Faits divers

Tribunal correctionnel de Chalon - 
Quand deux clans se font la guerre, les protagonistes se retrouvent devant la justice

Tribunal correctionnel de Chalon - 
Quand deux clans se font la guerre, les protagonistes se retrouvent devant la justice

Depuis plusieurs années deux clans habitant Autun et sa région se font la guerre, sans que l'on sache vraiment pourquoi et que les membres de ces familles d'origine maghrébine puissent vraiment l'expliquer. A longueur de semaines, les plaintes succèdent aux incidents, les incidents succèdent aux plaintes, avec régulièrement des passages devant la justice et parfois des séjours en prison. Par la voix de sa représentante Caroline Mollier, qui siégeait lundi dans le cadre d'une audience du tribunal correctionnel de Chalon, le parquet a exprimé ses craintes qu'un jour cela se termine mal et que les protagonistes se retrouvent dans l'enceinte d'une juridiction criminelle.
Lundi les trois frères Zidane, à savoir Anis, 31 ans, Hadel, 39 ans, Slim, 44 ans, et leur neveu Karim Thabet, 30 ans, étaient jugés en comparution immédiate pour avoir frappé violemment un membre du clan adverse, la famille Gmiza-Bahri, et un de ses copains. Les faits s'étant déroulés dans l'après-midi du 9 octobre 2014 dans une rue du centre d'Autun. A l'issue d'une convaincante plaidoirie de leur défenseur, Me Damien Varlet, seul Anis Zidane, qui a reconnu avoir donné des coups de poing, alors qu'il était en état d'ébriété, a été condamné et a écopé de 10 mois de prison, dont 4 mois avec sursis, assorti d'une mise à l'épreuve de 2 ans, avec obligation de travailler, de se soigner, d'indemniser les victimes et interdiction de les rencontrer. L'affaire étant renvoyée sur intérêts civils au 11 décembre 2014. Le parquet, craignant que des membres des deux clans profitent du procès pour régler leurs comptes, avait ordonné la présence de moult forces de l'ordre à l'intérieur du Palais de Justice de Chalon, et plus particulièrement dans la salle d'audience, et c'est sous escorte policière que les frères Zidane et leur neveu ont quitté les lieux.
Finalement on ne saura jamais ce qui s'est vraiment passé ce 9 octobre 2014. Comme l'a fait remarquer Me Varlet c'est la parole des uns contre la parole des autres. Le substitut Mollier déplorant qu'il n'y ait aucun témoignage d'un tiers. « Personne ne veut témoigner par peur de représailles de l'une ou de l'autre famille ». Ce qui est certain, c'est qu'en début de soirée un membre  de la famille Gmiza est venu déposer plainte à la gendarmerie d'Autun, signalant que, quelques heures plus tôt, à un feu rouge, lui et son copain Mehdi avaient été agressés par les frères Zidane et leur neveu, qu'ils avaient été passés à tabac, qu'ils avaient notamment reçu des coups de barre de fer et avaient même été blessés par un taser, et que lui avait essuyé  un coup de crosse de pistolet derrière la tête. La bagarre ne s’étant arrêtée qu’à la suite de l’intervention d’un oncle et d’une tante de la victime. Une version des faits qui a été contestée par Hadel et Slim Zidane et par Karim Thabet, lesquels ont déclaré qu'ils n'avaient rien fait. Slim Zidane n'oubliant pas de mentionner qu'il avait lui-même appelé les gendarmes. Pour sa part Anis Zidane a expliqué que ce jour-là il avait pas mal bu de bières et qu'alcool aidant il avait coursé la voiture des deux victimes, qui l’auraient provoqué, et qu'effectivement il avait donné des coups de poing, mais que la bagarre avait duré à peine trois-quatre minutes. 

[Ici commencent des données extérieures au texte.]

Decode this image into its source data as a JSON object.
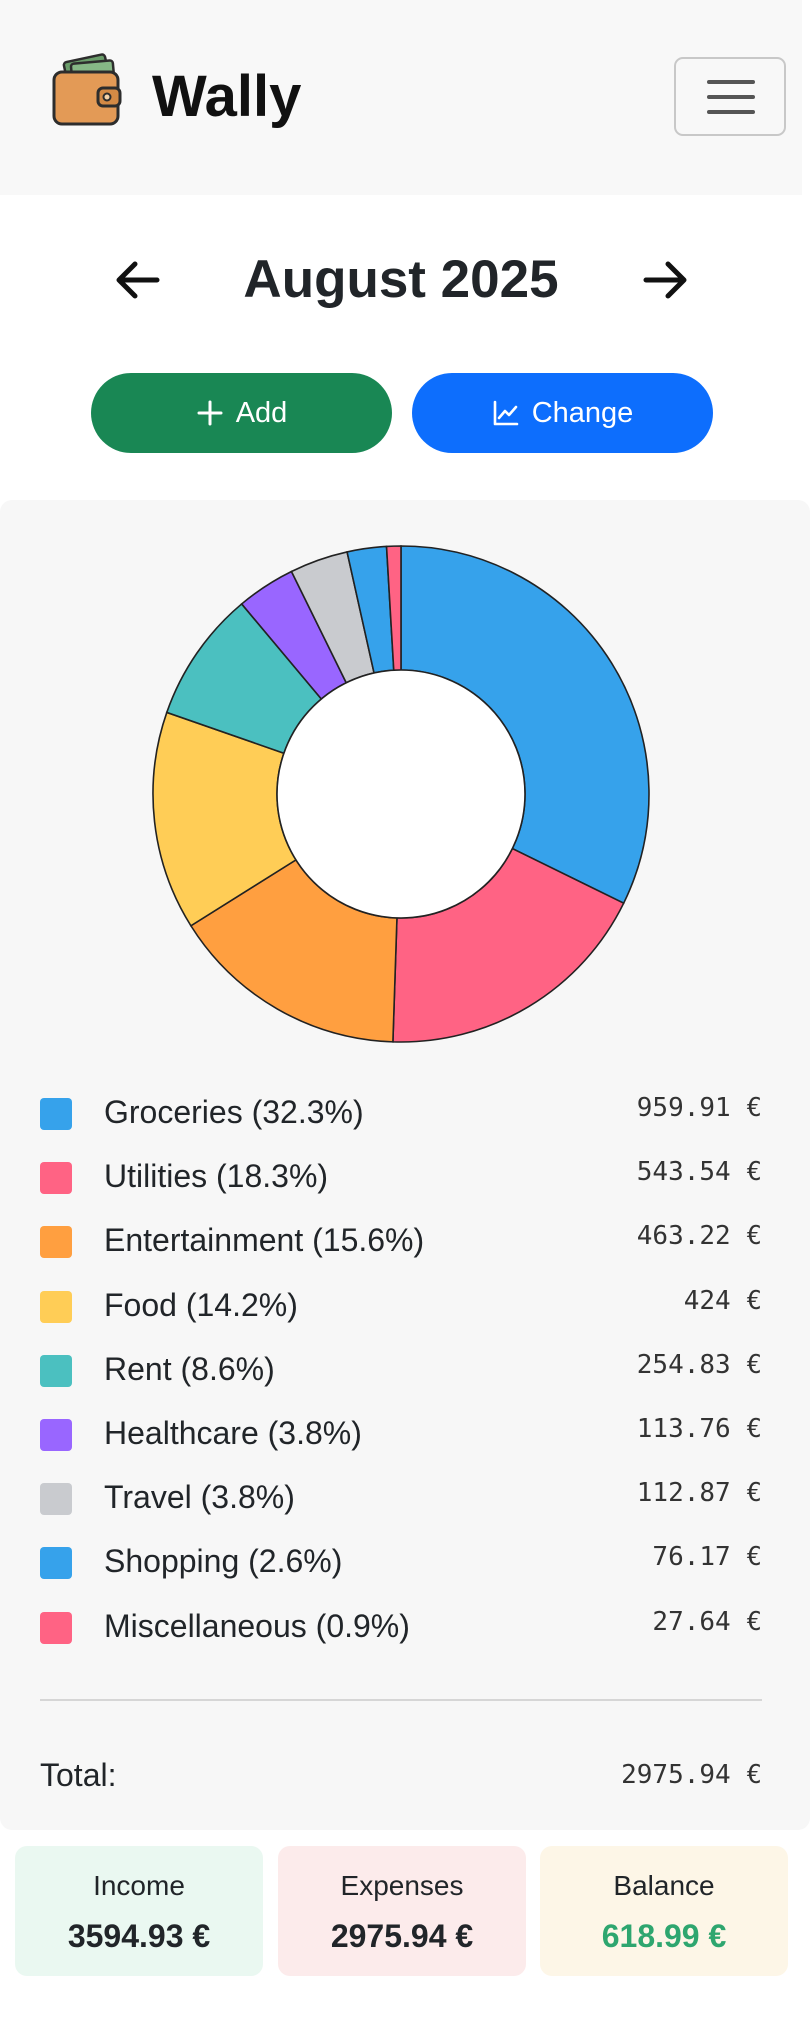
{
  "app": {
    "name": "Wally",
    "logo_icon": "wallet-icon",
    "menu_icon": "hamburger-menu-icon"
  },
  "month_nav": {
    "title": "August 2025",
    "prev_icon": "arrow-left-icon",
    "next_icon": "arrow-right-icon"
  },
  "actions": {
    "add_label": "Add",
    "add_icon": "plus-icon",
    "change_label": "Change",
    "change_icon": "line-chart-icon",
    "add_color": "#198754",
    "change_color": "#0d6efd"
  },
  "chart_data": {
    "type": "pie",
    "donut": true,
    "categories": [
      "Groceries",
      "Utilities",
      "Entertainment",
      "Food",
      "Rent",
      "Healthcare",
      "Travel",
      "Shopping",
      "Miscellaneous"
    ],
    "values": [
      959.91,
      543.54,
      463.22,
      424,
      254.83,
      113.76,
      112.87,
      76.17,
      27.64
    ],
    "colors": [
      "#36a2eb",
      "#ff6384",
      "#ff9f40",
      "#ffcd56",
      "#4bc0c0",
      "#9966ff",
      "#c9cbcf",
      "#36a2eb",
      "#ff6384"
    ]
  },
  "legend": [
    {
      "label": "Groceries (32.3%)",
      "value": "959.91 €",
      "color": "#36a2eb"
    },
    {
      "label": "Utilities (18.3%)",
      "value": "543.54 €",
      "color": "#ff6384"
    },
    {
      "label": "Entertainment (15.6%)",
      "value": "463.22 €",
      "color": "#ff9f40"
    },
    {
      "label": "Food (14.2%)",
      "value": "424 €",
      "color": "#ffcd56"
    },
    {
      "label": "Rent (8.6%)",
      "value": "254.83 €",
      "color": "#4bc0c0"
    },
    {
      "label": "Healthcare (3.8%)",
      "value": "113.76 €",
      "color": "#9966ff"
    },
    {
      "label": "Travel (3.8%)",
      "value": "112.87 €",
      "color": "#c9cbcf"
    },
    {
      "label": "Shopping (2.6%)",
      "value": "76.17 €",
      "color": "#36a2eb"
    },
    {
      "label": "Miscellaneous (0.9%)",
      "value": "27.64 €",
      "color": "#ff6384"
    }
  ],
  "total": {
    "label": "Total:",
    "value": "2975.94 €"
  },
  "summary": {
    "income": {
      "label": "Income",
      "value": "3594.93 €",
      "color": "#212529"
    },
    "expenses": {
      "label": "Expenses",
      "value": "2975.94 €",
      "color": "#212529"
    },
    "balance": {
      "label": "Balance",
      "value": "618.99 €",
      "color": "#2ea66f"
    }
  }
}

Le contentieux entre les deux clans semble important. A la barre Karim Thabet a fait remarquer « Ils se font manipuler par un oncle qui m’en veut. Je suis sa tête de turc ». Et un des frères Zidane d’ajouter « En fait, je crois qu’ils font ça par jalousie. On a tous un travail, une famille, une maison ». Karim Thabet reprenant la parole. « Ils ont réussi à déstabiliser notre famille. Je suis prêt à quitter Autun, s’il le faut ».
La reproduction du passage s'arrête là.